Tesla's 10% Staff Cuts Have Begun, Ex-Employees Confirm On LinkedIn
Earlier this month, news broke out that Tesla CEO Elon Musk allegedly sent employees an email announcing plans to cut 10% of the company’s salaried staff.
At the time, Musk reportedly wrote in the leaked email that the cuts were due to the fact that he had a “super bad feeling” about the economy. After the planned job cuts made the headlines, the billionaire entrepreneur confusingly said Tesla’s total head count would increase and that salaried staff would be “fairly flat.“
That was Musk’s way of saying that hourly workers, such as those who actually build cars and batteries, have nothing to worry about, with the cuts only concerning salaried workers.
Well, the job cuts appear to have already started, as several Tesla employees took to LinkedIn to announce that they have been laid off, according to Business Insider.
The publication found 11 LinkedIn posts from Tesla employees who said they had been laid off as part of the 10% job cuts. Expect to see much more of the same in the coming days and weeks as the company had around 100,000 employees at the end of 2021, according to a Securities and Exchange Commission filing.

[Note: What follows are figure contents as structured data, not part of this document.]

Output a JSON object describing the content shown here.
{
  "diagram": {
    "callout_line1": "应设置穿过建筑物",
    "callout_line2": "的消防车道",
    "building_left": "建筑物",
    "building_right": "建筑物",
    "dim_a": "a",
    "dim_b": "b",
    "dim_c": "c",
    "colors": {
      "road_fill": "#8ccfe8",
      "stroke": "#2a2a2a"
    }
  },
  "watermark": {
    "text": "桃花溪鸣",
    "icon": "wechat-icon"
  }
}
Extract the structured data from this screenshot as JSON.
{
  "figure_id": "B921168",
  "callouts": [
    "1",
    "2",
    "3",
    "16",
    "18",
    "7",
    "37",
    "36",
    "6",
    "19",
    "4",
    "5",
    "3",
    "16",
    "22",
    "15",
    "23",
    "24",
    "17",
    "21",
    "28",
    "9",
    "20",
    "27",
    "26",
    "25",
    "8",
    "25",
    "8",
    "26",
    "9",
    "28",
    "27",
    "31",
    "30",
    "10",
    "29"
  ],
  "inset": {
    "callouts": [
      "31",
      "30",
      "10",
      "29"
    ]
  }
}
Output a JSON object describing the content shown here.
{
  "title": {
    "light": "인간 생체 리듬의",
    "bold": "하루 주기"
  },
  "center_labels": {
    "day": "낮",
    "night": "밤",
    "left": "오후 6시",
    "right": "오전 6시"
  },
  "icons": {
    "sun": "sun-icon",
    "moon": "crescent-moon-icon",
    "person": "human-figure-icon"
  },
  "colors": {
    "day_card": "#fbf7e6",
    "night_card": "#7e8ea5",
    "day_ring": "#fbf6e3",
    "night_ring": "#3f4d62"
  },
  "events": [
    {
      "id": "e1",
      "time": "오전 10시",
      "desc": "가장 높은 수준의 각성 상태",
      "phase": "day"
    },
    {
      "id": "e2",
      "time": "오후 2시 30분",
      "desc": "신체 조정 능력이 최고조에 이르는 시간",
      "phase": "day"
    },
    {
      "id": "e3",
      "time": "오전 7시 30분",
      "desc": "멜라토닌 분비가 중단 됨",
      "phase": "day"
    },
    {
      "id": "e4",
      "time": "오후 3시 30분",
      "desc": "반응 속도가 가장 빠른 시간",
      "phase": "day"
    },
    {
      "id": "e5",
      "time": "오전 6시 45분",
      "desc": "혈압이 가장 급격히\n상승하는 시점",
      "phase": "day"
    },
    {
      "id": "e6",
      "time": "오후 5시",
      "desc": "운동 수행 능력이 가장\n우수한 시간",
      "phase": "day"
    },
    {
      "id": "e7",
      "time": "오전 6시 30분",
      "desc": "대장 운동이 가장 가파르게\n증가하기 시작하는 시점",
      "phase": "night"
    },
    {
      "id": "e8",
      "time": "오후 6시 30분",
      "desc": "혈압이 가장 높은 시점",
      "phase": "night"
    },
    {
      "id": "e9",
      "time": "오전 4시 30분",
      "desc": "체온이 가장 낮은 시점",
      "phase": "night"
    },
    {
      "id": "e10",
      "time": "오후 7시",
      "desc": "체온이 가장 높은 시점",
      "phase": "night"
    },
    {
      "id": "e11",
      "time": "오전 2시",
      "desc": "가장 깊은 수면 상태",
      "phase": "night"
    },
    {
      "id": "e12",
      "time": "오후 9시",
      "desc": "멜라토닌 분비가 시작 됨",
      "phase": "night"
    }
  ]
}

The layoffs appear to have started last week and have accelerated since. Nine of the posts were published this week, while two were posted late last week.
Tesla appears to be making cuts in various departments, with the LinkedIn posts coming from a range of people across the company, including a project lead, a CGI animation lead, staff trainers, and a regional warehouse manager.
The job cuts have also affected senior roles, with Tesla’s Singapore country manager, Christopher Bousigues, confirming he had been laid off as part of the job cuts in a LinkedIn post over the weekend.
The layoffs appear to affect experienced staffers as well, with CGI animation lead James Foreman saying that he had worked at Tesla for six and a half years.
Musk has publicly said that he believes the US is headed for a recession. He also told Tesla staff that “remote work is no longer acceptable,” requiring salaried employees to return to the office and work a minimum of 40 hours a week.
Recently, Reuters reported that Tesla canceled three online hiring events in China planned for this month.